Saltar al contenido principalSaltar al pie de página

Secciones

El oleaje se come la playa de El Pinet en Elche y aviva la tensión vecinal

Residentes reivindican el dragado de la playa para prevenir que el agua roce las viviendas incluso cuando no hay fuertes temporales como este miércoles, con vientos que no superaron los 7 kilómetros por hora

El mar engulle la playa de El Pinet en La Marina por la borrasca Harry

El mar engulle la playa de El Pinet en La Marina por la borrasca Harry / Áxel Álvarez

J. R. Esquinas

J. R. Esquinas

Sin un fuerte temporal de por medio la playa de El Pinet, en Elche, ha vuelto a experimentar desde hace días una evidente regresión de la arena por el gran oleaje, que ha provocado directamente la desaparición del arenal con el agua golpeando bruscamente contra la escollera rozando las viviendas. Los residentes llevan años reivindicando que se haga una intervención sobre el litoral para regenerar y ganarle metros de playa al mar, aunque la solución parece no llegar.

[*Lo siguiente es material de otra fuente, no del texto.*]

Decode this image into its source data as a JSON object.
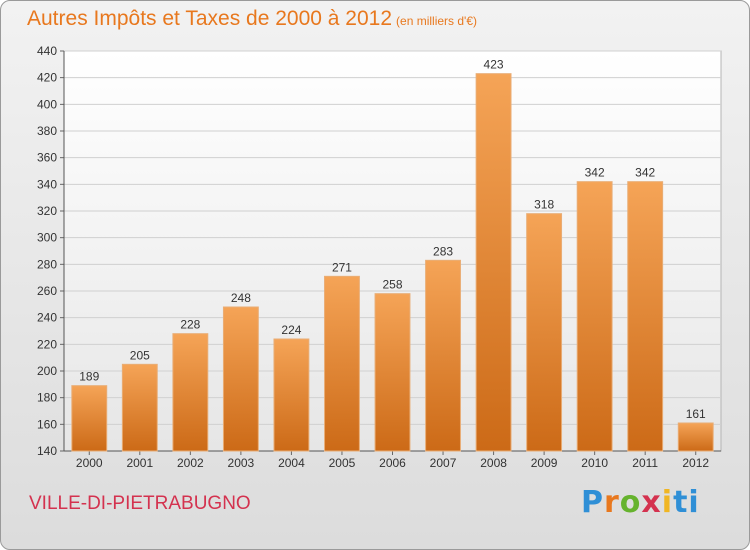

Desde hace días la costa de La Marina viene registrando vientos de Levante, sin activarse avisos graves, e incluso hay momentos del día en los que solamente se aprecia una brisa suave con corrientes que como este miércoles no superaron, de media, los siete kilómetros por hora según el portal MeteoElx. Pese a que se trata de temporada baja, en el litoral hay quienes viven todo el año entre las más de 100 casas de aperos que se construyeron en la década de los cuarenta para proteger las pinadas y más zonas residenciales de las dunas.

Las casas de aperos, al límite, tras el impacto de las olas

Las casas de aperos, al límite, tras el impacto de las olas / AXEL ALVAREZ

Ante fenómenos como este, en los que el tiempo no resulta desagradable y contrasta con la bravura de la marea, hay propietarios que se sienten preocupados por si el agua les termina entrando en sus hogares, ya que hay menos de dos metros que los separan del muro de contención, de la misma forma que salpica en las terrazas de algunos restaurantes instalados en primera línea.

Sedimentos

La asociación Pinomar insiste en que la causa principal de esta falta de arena se remonta a varios años atrás cuando el río Segura, cerca de su desembocadura, dejó de aportar sedimentos al mar, unido al hecho de que se construyeran espigones en municipios costeros colindantes como Santa Pola o Guardamar que terminaron cambiando las corrientes. Ahora bien, desde el colectivo vecinal alertan de que la pedanía ha sabido recomponerse siempre ante temporales, recuperándose poco a poco la playa, "pero ahora no hay nada ni nadie que lo haga", con lo que cargan contra la falta de predisposición de administraciones como Costas para proteger el enclave.

El alcalde, Pablo Ruz, ya señaló en su discurso de investidura el 17 de junio de 2023 que su equipo de gobierno intentaría regenerar las playas con autodragado, sin que hasta la fecha se haya podido acometer esta inversión. El PP incluso en la oposición ya insistió en varias ocasiones en la necesidad de regenerar las playas del municipio, entre otras cosas, con un proyecto para recuperar la arena similar al de Santa Pola. Ruz, en 2022 y 2023, ya venía reclamando que se incluyera al litoral ilicitano en el plan de regeneración de la línea de costa y que se pusiera en marcha un proyecto de recuperación con la propia arena extraída y obtenida del propio litoral después de un proceso de cribado.

Déficit

El objetivo anunciado era utilizar, de forma controlada, la arena recogida del interior de la costa para, una vez seca, compensar el déficit, la erosión y la falta de metros en determinados puntos de la playa. Incluso el entonces candidato a la Alcaldía defendía la medida "protectora y respetuosa con el medioambiente" que se había realizado en la vecina localidad de Santa Pola donde se regeneraron casi 400 toneladas de arena en sus playas con el aval de Costas.

La asociación vecinal ha criticado en los últimos años que los titulares del dominio público marítimo-terrestre hayan dado el silencio por respuesta a la pérdida de arena, sin que se haya anunciado alguna solución como dragar la zona, lo que sería un balón de oxígeno para la pedanía, que también vive del turismo con negocios que cada temporada abren con la incertidumbre de si será la última que podrán hacerlo si el mar sigue reclamando espacio, ya que hay temporadas en las que los hoteleros han tenido que limitar las mesas porque el agua salpica varios metros y llega a algunas zonas de la terraza.